If god wasn’t already dead, that thought might have killed him now.

What’s more, what terrifies Malcolm about the string of thought now viciously pulling him back into the familiar territory of his philosophical agonies was that life probably wouldn’t change much for the homeless. How much different would life be for Malcolm if the social contract was burned in fusion? Would it reassemble itself, was humankind at its very heart an animal who’s natural equilibrium was society, or was humanity at its very heart that one of darkness? Was the position that Malcolm was in now, that of being homeless, a social construct and was it actually the natural default of humanity? If society rebuilt itself, and into something more primitive, would Malcolm be considered a “pilgrim” instead of a “bum”?

Would McDonald’s in any fashion survive the atomic cannibalization of human history?

His palms sweaty, and his breath thin, Malcolm reached for his coffee for a comforting sip, forgetting that the cup was empty.

Nuclear war would make me normal.

No one would own a shelter, no one would have a job. Everyone without exception would have to be in a permanent survival mode, and all of them would care less for society’s current hierarchy. The homeless man might be the only one with an edge, having lived this life already.

And all of this, for the briefest of moments, made Malcolm Steadman smile.

When early archeologist discovered any ruined building that looked important they always came to the conclusion that it had to be a temple. Malcolm had no doubt that if archeologist of the future sifted through the nuclear hell scape left behind that they would conclude without a doubt that McDonald’s was indeed a temple of worship.

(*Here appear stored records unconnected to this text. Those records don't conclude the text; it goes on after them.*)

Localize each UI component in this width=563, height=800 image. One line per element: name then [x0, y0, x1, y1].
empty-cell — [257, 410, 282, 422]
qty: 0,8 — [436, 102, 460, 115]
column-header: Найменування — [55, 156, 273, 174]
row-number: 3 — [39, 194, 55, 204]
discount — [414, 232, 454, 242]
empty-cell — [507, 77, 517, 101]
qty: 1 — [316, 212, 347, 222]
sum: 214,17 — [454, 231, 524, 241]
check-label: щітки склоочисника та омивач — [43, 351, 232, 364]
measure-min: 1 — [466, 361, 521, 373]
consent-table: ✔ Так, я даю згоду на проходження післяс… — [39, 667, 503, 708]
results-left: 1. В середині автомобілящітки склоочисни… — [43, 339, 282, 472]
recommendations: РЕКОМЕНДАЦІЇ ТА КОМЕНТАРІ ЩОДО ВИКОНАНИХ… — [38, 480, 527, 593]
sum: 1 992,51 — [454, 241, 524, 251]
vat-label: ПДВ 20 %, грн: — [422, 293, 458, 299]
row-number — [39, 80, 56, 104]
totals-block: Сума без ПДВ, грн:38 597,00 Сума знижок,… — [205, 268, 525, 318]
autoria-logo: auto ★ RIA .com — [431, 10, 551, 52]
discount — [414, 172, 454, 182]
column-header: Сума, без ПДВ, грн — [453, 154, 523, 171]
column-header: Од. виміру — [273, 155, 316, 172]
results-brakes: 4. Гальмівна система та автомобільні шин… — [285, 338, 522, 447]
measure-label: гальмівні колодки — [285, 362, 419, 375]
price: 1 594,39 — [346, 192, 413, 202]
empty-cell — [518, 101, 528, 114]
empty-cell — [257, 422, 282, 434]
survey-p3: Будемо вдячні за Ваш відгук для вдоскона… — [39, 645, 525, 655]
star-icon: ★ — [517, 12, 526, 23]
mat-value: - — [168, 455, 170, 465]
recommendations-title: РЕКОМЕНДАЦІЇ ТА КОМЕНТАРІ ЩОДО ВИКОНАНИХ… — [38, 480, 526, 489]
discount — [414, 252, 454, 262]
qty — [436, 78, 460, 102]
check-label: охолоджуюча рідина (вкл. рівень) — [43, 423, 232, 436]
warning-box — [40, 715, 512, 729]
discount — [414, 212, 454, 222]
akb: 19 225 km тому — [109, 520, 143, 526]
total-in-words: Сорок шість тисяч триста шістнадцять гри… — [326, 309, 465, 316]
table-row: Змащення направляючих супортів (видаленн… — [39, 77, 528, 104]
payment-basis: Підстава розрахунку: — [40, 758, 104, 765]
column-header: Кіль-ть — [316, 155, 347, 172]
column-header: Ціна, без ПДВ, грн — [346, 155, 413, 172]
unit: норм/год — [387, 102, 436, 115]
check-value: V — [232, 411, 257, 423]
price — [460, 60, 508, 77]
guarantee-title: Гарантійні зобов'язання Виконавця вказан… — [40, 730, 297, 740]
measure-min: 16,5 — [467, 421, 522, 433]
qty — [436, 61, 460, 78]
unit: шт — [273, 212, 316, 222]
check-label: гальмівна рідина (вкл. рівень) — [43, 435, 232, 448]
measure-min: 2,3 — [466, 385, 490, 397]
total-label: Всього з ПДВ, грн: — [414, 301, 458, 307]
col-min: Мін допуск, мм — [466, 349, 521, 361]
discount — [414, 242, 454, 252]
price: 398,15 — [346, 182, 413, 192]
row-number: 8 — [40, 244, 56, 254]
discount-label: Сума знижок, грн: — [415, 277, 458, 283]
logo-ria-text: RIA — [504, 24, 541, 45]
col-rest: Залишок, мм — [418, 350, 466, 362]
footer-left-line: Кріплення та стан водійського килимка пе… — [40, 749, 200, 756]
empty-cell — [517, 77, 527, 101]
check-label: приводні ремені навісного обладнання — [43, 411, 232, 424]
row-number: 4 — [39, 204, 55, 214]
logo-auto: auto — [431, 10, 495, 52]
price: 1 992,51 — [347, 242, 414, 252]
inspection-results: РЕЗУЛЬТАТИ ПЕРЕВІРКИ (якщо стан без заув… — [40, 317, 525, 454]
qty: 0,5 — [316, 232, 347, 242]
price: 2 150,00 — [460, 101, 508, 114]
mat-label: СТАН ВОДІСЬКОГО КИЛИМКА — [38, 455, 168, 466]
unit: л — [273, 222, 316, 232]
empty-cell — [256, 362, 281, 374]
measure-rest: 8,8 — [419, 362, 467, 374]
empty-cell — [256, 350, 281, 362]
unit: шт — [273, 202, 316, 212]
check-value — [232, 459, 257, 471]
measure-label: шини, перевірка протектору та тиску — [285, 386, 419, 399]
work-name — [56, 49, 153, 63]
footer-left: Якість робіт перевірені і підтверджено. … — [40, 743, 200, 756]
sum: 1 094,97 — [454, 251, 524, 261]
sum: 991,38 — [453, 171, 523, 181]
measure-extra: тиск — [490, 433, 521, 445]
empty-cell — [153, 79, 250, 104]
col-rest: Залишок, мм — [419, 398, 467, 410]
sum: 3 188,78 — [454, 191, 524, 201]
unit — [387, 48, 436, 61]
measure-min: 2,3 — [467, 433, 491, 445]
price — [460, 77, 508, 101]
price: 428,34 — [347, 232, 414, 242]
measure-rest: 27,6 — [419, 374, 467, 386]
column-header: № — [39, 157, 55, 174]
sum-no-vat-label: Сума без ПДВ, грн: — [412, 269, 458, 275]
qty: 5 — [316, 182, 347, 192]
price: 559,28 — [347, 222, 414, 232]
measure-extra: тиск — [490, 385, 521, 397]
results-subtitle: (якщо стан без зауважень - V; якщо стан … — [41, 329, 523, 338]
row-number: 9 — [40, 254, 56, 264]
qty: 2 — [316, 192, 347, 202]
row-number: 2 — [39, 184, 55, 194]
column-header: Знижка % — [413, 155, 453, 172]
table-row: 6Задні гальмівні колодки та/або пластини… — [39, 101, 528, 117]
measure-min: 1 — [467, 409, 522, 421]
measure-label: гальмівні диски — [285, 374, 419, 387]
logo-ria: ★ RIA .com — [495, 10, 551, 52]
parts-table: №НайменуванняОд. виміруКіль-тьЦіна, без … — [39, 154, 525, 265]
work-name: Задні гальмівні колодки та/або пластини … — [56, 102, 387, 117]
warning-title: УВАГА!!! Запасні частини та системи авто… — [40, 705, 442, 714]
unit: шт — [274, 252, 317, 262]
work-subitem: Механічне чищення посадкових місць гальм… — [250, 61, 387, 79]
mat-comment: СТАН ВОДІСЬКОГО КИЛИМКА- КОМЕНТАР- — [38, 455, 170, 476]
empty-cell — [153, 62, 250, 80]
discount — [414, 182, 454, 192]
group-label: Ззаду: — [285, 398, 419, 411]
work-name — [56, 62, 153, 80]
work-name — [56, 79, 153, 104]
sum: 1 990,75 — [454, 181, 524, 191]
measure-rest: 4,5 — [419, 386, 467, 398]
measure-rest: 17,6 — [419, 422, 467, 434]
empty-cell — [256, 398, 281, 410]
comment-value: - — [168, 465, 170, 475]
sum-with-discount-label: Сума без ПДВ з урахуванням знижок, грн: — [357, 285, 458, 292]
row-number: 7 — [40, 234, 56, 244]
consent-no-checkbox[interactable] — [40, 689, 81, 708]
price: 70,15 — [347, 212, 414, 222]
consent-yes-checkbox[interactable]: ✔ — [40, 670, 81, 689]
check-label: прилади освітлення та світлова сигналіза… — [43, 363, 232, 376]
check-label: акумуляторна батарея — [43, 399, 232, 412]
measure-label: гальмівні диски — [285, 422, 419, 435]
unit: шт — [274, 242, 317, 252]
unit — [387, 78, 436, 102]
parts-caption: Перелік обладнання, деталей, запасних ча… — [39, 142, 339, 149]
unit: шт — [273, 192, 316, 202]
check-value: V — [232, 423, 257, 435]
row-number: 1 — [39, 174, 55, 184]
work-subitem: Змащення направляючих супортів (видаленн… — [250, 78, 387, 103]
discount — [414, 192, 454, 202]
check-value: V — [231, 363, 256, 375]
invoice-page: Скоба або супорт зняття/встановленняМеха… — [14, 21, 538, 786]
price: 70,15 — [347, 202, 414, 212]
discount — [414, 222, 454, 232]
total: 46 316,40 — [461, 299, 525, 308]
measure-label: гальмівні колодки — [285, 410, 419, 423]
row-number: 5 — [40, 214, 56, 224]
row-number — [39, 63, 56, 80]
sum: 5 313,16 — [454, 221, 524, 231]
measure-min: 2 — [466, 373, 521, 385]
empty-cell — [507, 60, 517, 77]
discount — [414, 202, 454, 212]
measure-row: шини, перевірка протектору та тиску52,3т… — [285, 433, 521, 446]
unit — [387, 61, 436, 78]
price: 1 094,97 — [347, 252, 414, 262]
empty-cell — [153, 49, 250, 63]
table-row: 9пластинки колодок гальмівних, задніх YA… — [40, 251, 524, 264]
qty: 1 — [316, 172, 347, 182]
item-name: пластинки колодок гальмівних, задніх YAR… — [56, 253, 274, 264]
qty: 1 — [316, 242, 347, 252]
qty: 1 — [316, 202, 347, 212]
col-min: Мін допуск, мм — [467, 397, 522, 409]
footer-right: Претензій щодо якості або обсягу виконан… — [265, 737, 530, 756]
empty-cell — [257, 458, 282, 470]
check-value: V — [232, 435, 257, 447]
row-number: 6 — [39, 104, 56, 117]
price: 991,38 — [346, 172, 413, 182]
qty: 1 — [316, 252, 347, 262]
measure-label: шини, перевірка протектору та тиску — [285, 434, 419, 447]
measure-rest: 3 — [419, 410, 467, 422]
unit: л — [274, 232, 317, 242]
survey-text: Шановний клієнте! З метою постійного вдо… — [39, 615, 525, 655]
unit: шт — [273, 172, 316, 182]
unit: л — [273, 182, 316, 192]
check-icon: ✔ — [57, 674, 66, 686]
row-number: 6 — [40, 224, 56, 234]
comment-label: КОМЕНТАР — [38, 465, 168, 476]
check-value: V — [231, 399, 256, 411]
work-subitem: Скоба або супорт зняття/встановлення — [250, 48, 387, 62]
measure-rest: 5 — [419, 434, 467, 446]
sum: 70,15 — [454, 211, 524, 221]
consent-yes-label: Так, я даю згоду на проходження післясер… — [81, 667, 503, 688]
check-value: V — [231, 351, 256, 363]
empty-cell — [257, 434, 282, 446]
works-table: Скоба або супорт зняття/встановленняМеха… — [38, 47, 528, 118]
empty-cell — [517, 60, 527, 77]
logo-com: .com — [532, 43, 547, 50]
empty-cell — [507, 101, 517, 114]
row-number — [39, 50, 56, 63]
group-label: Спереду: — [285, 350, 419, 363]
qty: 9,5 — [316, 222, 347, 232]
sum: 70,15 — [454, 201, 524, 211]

The television in front him was now depicting a picture of a mushroom cloud with a question mark held in static above the news anchor’s head. The caption read …tensions are high as tempers shorten, the rhetoric has never been this… and Malcolm stops reading to clear off his table and head to work. Dread of working is now replaced by a a sense of privilege, and Malcolm looks forward to the heated building that he will spend his next eight hours in.

They will likely be the most comfortable hours of his day.